使用TensorFlow Lite的三个入门问题

Preface

最近开始上手TensorFlow做项目,之前总是看书觉得停留在表面,这次实战果然遇到了书本上遇不到的问题。

我把问题总结下来,事后来看其实都是小事,不过在刚开始时也是破费时间,也许其他人也会遇到,于是就发表出来。

Problem 1: 加载模型文件失败

在Andriod上使用TensorFlow Lite,处置模型文件的最常见做法,就是放在assets目录下,于是新手就会常常遇到下面的问题:

java.lang.RuntimeException: java.lang.reflect.InvocationTargetException
    at com.android.internal.os.RuntimeInit$MethodAndArgsCaller.run(RuntimeInit.java:502)
    at com.android.internal.os.ZygoteInit.main(ZygoteInit.java:930)
 Caused by: java.lang.reflect.InvocationTargetException
    at java.lang.reflect.Method.invoke(Native Method)
    at com.android.internal.os.RuntimeInit$MethodAndArgsCaller.run(RuntimeInit.java:492)
    at com.android.internal.os.ZygoteInit.main(ZygoteInit.java:930) 
 Caused by: java.io.FileNotFoundException: This file can not be opened as a file descriptor; it is probably compressed
    at android.content.res.AssetManager.nativeOpenAssetFd(Native Method)
    at android.content.res.AssetManager.openFd(AssetManager.java:848)
    at org.tensorflow.lite.support.common.FileUtil.loadMappedFile(FileUtil.java:74)

这个错误描述非常清晰,它甚至都给出了猜测:“it is probably compressed”。

事实上也确实如此,AAPT对于asset目录下的资源也是默认压缩的(raw子目录除外)。

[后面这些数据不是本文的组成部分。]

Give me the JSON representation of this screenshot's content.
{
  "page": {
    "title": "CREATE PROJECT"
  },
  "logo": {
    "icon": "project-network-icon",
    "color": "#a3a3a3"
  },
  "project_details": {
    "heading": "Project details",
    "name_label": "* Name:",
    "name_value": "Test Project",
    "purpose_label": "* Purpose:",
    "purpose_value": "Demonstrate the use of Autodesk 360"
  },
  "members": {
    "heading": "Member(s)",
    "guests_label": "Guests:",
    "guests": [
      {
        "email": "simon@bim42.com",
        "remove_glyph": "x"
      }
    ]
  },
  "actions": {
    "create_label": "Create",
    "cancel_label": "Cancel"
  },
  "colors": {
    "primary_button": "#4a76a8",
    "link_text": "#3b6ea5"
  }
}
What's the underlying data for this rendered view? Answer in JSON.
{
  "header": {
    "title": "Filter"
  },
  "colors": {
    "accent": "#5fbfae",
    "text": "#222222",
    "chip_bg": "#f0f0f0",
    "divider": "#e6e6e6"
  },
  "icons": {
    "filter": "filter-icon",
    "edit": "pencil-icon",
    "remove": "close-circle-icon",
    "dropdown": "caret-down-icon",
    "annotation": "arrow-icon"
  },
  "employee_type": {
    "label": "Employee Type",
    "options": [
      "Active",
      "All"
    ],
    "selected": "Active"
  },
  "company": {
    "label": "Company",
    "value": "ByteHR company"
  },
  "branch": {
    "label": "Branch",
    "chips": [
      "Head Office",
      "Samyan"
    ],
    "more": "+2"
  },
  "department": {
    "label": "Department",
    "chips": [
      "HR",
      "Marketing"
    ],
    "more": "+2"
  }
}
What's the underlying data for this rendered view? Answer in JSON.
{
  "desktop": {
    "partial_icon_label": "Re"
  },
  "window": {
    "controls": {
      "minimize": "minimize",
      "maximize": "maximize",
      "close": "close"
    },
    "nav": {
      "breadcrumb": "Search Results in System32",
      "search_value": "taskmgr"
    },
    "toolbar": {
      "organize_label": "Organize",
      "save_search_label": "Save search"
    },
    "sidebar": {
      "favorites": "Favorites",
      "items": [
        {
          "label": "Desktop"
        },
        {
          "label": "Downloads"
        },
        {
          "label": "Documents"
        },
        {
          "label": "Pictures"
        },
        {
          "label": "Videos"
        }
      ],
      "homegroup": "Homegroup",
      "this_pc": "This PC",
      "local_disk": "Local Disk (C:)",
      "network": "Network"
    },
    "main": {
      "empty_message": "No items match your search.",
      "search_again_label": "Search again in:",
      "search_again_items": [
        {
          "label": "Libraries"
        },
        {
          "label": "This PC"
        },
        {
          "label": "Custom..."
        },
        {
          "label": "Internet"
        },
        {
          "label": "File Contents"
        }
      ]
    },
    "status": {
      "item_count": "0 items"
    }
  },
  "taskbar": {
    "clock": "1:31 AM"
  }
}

public static MappedByteBuffer loadMappedFile(@NonNull Context context, @NonNull String filePath) throws IOException {
    AssetFileDescriptor fileDescriptor = context.getAssets().openFd(filePath);
    FileInputStream inputStream = new FileInputStream(fileDescriptor.getFileDescriptor());
    //.......
}

在上述代码中,openFd函数需要明确待打开的资源文件,必须得是未压缩

Open an uncompressed asset by mmapping it and returning an AssetFileDescriptor.

要避免资源被压缩,解决方法也有现成的,那就是在gradle编译文件里,增加aaptOptionnoCompress属性:

Extensions of files that will not be stored compressed in the APK. Adding an empty extension, i.e., setting noCompress ” will trivially disable compression for all files.

简单的修改如下:

android {
    aaptOptions {
        noCompress "tflite"
    }
}

本节参考:

Problem 2: 缓冲区错误

在处理图片时,加载完模型,然后读取图片进行,此时容易把图片尺寸搞错,从而引发缓冲区错误,如下:

java.lang.IllegalArgumentException: Cannot convert between a TensorFlowLite buffer with 602112 bytes and a ByteBuffer with 4915200 bytes.
    at org.tensorflow.lite.Tensor.throwIfShapeIsIncompatible(Tensor.java:272)
    at org.tensorflow.lite.Tensor.throwIfDataIsIncompatible(Tensor.java:249)
    at org.tensorflow.lite.Tensor.setTo(Tensor.java:110)
    at org.tensorflow.lite.NativeInterpreterWrapper.run(NativeInterpreterWrapper.java:145)
    at org.tensorflow.lite.Interpreter.runForMultipleInputsOutputs(Interpreter.java:275)
    at org.tensorflow.lite.Interpreter.run(Interpreter.java:249)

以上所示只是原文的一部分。